Pylons, pipelines and contamination: Challenges, but no reason to discount a site

    With land values increasing in the Thames Valley region and ‘clean’ sites at a premium, now is the time for developers to reconsider their view of more difficult sites. Law-led professional services group Gateley has two businesses; property consultancy Gateley Hamer and leading fiscal incentives consultancy Gateley Capitus. Gateley Hamer’s head of utilities and compensation Ed Jones and Gateley Capitus director Kevin Meyer, explain how Gateley’s Real Estate Advisory Services (REAS), a joined-up approach between Gateley plc, Gateley Capitus and Gateley Hamer, is providing solutions to overcome the challenges.

    Land at a premium 

    The Thames Valley is perhaps the hottest spot for commercial development in the whole of the UK right now. With Crossrail set to have the effect of bringing Reading much closer to London, Heathrow’s third runway proposals finally looking likely to happen and the Western Rail Access to Heathrow scheme also coming forward, the race for the best commercial development sites is intense.

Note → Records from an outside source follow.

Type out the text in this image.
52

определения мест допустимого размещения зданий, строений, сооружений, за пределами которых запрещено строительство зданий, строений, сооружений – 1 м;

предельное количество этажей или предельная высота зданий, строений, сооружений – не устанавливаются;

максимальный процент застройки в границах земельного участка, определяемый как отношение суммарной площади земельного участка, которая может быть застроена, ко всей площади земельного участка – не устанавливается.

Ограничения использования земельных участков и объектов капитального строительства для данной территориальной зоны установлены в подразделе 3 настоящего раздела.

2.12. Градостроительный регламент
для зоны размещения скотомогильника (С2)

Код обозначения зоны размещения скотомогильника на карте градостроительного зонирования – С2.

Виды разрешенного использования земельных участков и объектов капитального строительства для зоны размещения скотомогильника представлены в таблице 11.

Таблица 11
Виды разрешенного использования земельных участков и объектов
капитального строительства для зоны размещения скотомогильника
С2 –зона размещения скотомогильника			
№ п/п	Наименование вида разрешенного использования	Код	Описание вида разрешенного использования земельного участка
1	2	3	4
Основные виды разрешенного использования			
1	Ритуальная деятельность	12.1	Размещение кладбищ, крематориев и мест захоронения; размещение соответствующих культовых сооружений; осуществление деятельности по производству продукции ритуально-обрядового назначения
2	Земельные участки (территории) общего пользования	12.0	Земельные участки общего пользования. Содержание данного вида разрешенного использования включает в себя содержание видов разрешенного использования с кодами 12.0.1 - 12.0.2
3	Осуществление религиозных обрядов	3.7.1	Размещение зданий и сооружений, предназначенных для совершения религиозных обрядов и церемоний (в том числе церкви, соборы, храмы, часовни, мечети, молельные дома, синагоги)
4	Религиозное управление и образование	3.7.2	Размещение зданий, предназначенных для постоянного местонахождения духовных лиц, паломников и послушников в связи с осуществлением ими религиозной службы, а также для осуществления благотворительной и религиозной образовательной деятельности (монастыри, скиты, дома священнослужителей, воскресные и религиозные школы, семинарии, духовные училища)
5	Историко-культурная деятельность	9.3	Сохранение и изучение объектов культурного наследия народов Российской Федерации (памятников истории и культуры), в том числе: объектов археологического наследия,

    In reality the majority of clean sites in the region are already developed or due to come forward shortly, which is why developers are focusing more closely on constrained and contaminated sites, and how to make them viable.

    Addressing the challenges:

    How does remediation relief work?

    Meyer explained: “In many cases developers look at contaminated brownfield sites and whilst they see the obvious challenges they rarely take account of land remediation relief in their development appraisals. In some cases that can make a big difference to viability. It’s similar to how the effective recovery of capital allowances following the fit out or refurbishment of commercial property can make a major difference to the profitability of investments.”

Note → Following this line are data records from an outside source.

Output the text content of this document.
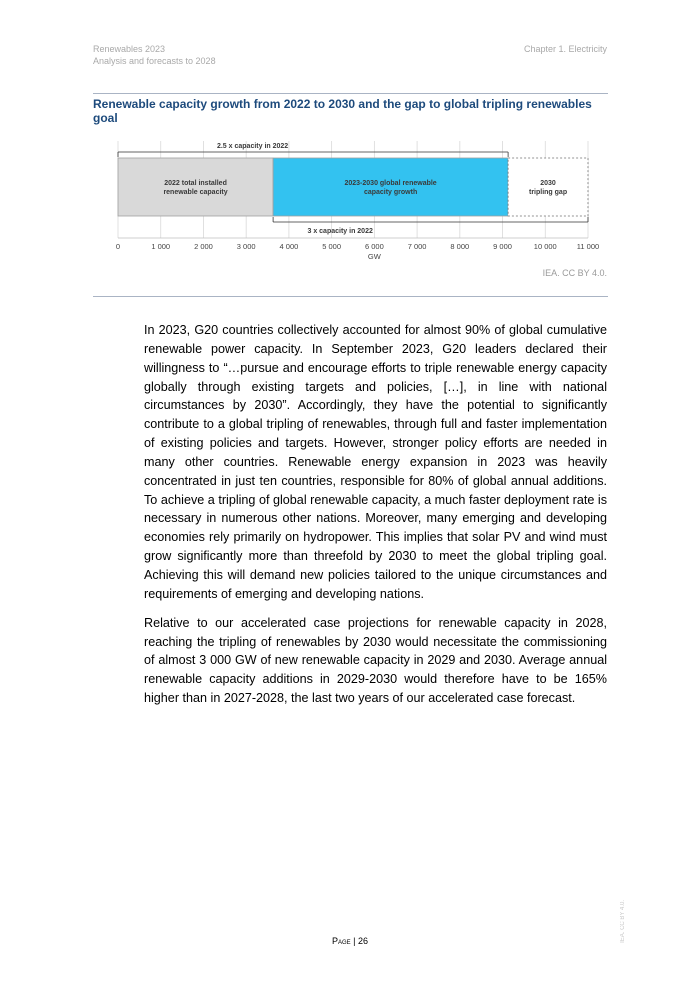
Renewables 2023
Analysis and forecasts to 2028
Chapter 1. Electricity
Renewable capacity growth from 2022 to 2030 and the gap to global tripling renewables goal
2022 total installed renewable capacity
2023-2030 global renewable capacity growth
2030 tripling gap
2.5 x capacity in 2022
3 x capacity in 2022
0	1 000	2 000	3 000	4 000	5 000	6 000	7 000	8 000	9 000	10 000	11 000
GW
IEA. CC BY 4.0.

In 2023, G20 countries collectively accounted for almost 90% of global cumulative renewable power capacity. In September 2023, G20 leaders declared their willingness to “…pursue and encourage efforts to triple renewable energy capacity globally through existing targets and policies, […], in line with national circumstances by 2030”. Accordingly, they have the potential to significantly contribute to a global tripling of renewables, through full and faster implementation of existing policies and targets. However, stronger policy efforts are needed in many other countries. Renewable energy expansion in 2023 was heavily concentrated in just ten countries, responsible for 80% of global annual additions. To achieve a tripling of global renewable capacity, a much faster deployment rate is necessary in numerous other nations. Moreover, many emerging and developing economies rely primarily on hydropower. This implies that solar PV and wind must grow significantly more than threefold by 2030 to meet the global tripling goal. Achieving this will demand new policies tailored to the unique circumstances and requirements of emerging and developing nations.

Relative to our accelerated case projections for renewable capacity in 2028, reaching the tripling of renewables by 2030 would necessitate the commissioning of almost 3 000 GW of new renewable capacity in 2029 and 2030. Average annual renewable capacity additions in 2029-2030 would therefore have to be 165% higher than in 2027-2028, the last two years of our accelerated case forecast.

Page | 26	IEA. CC BY 4.0.
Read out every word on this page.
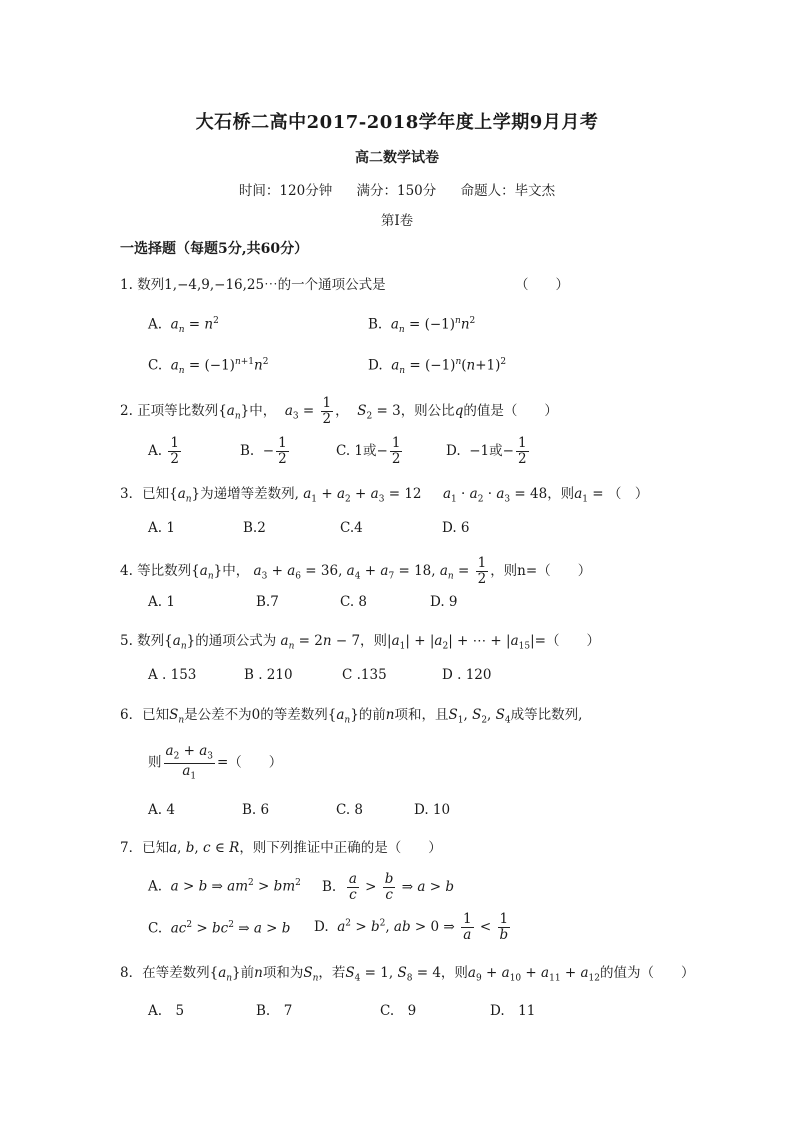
大石桥二高中2017-2018学年度上学期9月月考
高二数学试卷
时间：120分钟 满分：150分 命题人：毕文杰
第Ⅰ卷
一选择题（每题5分,共60分）
1. 数列1,−4,9,−16,25⋯的一个通项公式是	（　　）
A. $a_n = n^2$	B. $a_n = (-1)^nn^2$
C. $a_n = (-1)^{n+1}n^2$	D. $a_n = (-1)^n(n+1)^2$
2. 正项等比数列$\{a_n\}$中， $a_3 = \frac{1}{2}$ ， $S_2 = 3$，则公比q的值是（　　）
A. $\frac{1}{2}$	B.  − $\frac{1}{2}$	C. 1或− $\frac{1}{2}$	D. −1或− $\frac{1}{2}$
3．已知$\{a_n\}$为递增等差数列, $a_1 + a_2 + a_3 = 12$     $a_1 \cdot a_2 \cdot a_3 = 48$，则$a_1$ = （　）
A. 1	B.2	C.4	D. 6
4. 等比数列$\{a_n\}$中， $a_3 + a_6 = 36$, $a_4 + a_7 = 18$, $a_n = \frac{1}{2}$ ，则n=（　　）
A. 1	B.7	C. 8	D. 9
5. 数列$\{a_n\}$的通项公式为 $a_n = 2n - 7$，则$|a_1| + |a_2|$ + ⋯ + $|a_{15}|=$（　　）
A . 153	B . 210	C .135	D . 120
6．已知$S_n$是公差不为0的等差数列$\{a_n\}$的前n项和，且$S_1$, $S_2$, $S_4$成等比数列,
则 $\frac{a_2 + a_3}{a_1}$ =（　　）
A. 4	B. 6	C. 8	D. 10
7．已知a, b, c ∈ R，则下列推证中正确的是（　　）
A. a > b ⇒ $am^2 > bm^2$ B. $\frac{a}{c} > \frac{b}{c}$ ⇒ a > b
C. $ac^2 > bc^2$ ⇒ a > b D. $a^2 > b^2$, ab > 0 ⇒ $\frac{1}{a} < \frac{1}{b}$
8．在等差数列$\{a_n\}$前n项和为$S_n$，若$S_4 = 1$, $S_8 = 4$，则$a_9 + a_{10} + a_{11} + a_{12}$的值为（　　）
A.　5	B.　7	C.　9	D.　11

    Land Remediation Relief attracts 150% tax relief and can be claimed by both developers and investors, regardless of whether the site is held as a fixed asset or as trading stock. If you are a developer 9.5% of the total expenditure can be recovered. For loss-making companies, a tax credit equal to 24% of the total qualifying expenditure is available, which can be a significant cashflow boost particularly early in a development programme.

    Meyer added: “As part of a land purchase, one of the first elements of an appraisal is to understand the potential costs associated with the removal of natural and man-made contamination or below ground services. The implications of identifying these types of issues could have a bearing on the purchase price and even at the Heads of Terms stage, it is advantageous to assess the scope of qualifying remediation works. The potential cashflow benefit can have a considerable impact on a site appraisal and without specialist involvement, it is difficult to assess the true extent of Land Remediation Relief.

    “Our ability to interpret site investigation, environmental and remediation reports to identify the costs of qualifying remediation works has become indispensable to our clients”.

    Overcoming utility constraints

    The existence of utilities apparatus such as overhead lines and gas mains on a site will regularly be sufficient reason for a developer to decide against considering it. However, as Jones explained: “In many cases utility apparatus are held on a terminable wayleave (a wayleave is a personal licence between two parties where the grantor provides rights for the grantee to access their land in order to carry out specified activities), that’s certainly the case with around 90% of overhead electricity lines and pylons. In other cases easements (rights to cross or use someone else’s land for a specific purpose) for gas mains will include lift and shift provisions, and it’s not at all uncommon for substations to have originally have been constructed under a lease that has long since expired. 

    “In all of these situations there are means by which our team is able to negotiate for the utility constraint to be removed, often at the utility company’s cost, or for significant compensation to be paid if the apparatus remains in situ and impacts on development value. Many of the settlements we have reached in the Thames Valley region have resulted in developers receiving multi-million-pound compensation payments.”

    The benefits of broader site acquisition reports

    A key benefit that Gateley’s REAS team is able to offer through its broader range of advisory services is a more far reaching and detailed site acquisition report. In addition to including the traditional information that most real estate lawyers might include, such as key title issues and a review of occupational interests, Gateley’s REAS team has developed a report that also:

    • Reviews on-site utility apparatus;;
    • Reviews the legal basis on which utility apparatus exist and a recommended approach to dealing with them to maximise site viability;
    • Identifies third-party land interests and an overview of possible land assembly strategies (including the potential for use of compulsory purchase powers, where appropriate); and
    • Advises on the key risks to be aware of to ensure entitlement to claim land remediation relief is protected.

    Having the benefit of this information at the pre-acquisition stage has already proven valuable to a number of developers in this region, and increasingly they’re realising that sites that might previously have been classified as ‘too difficult’ are not so difficult after all.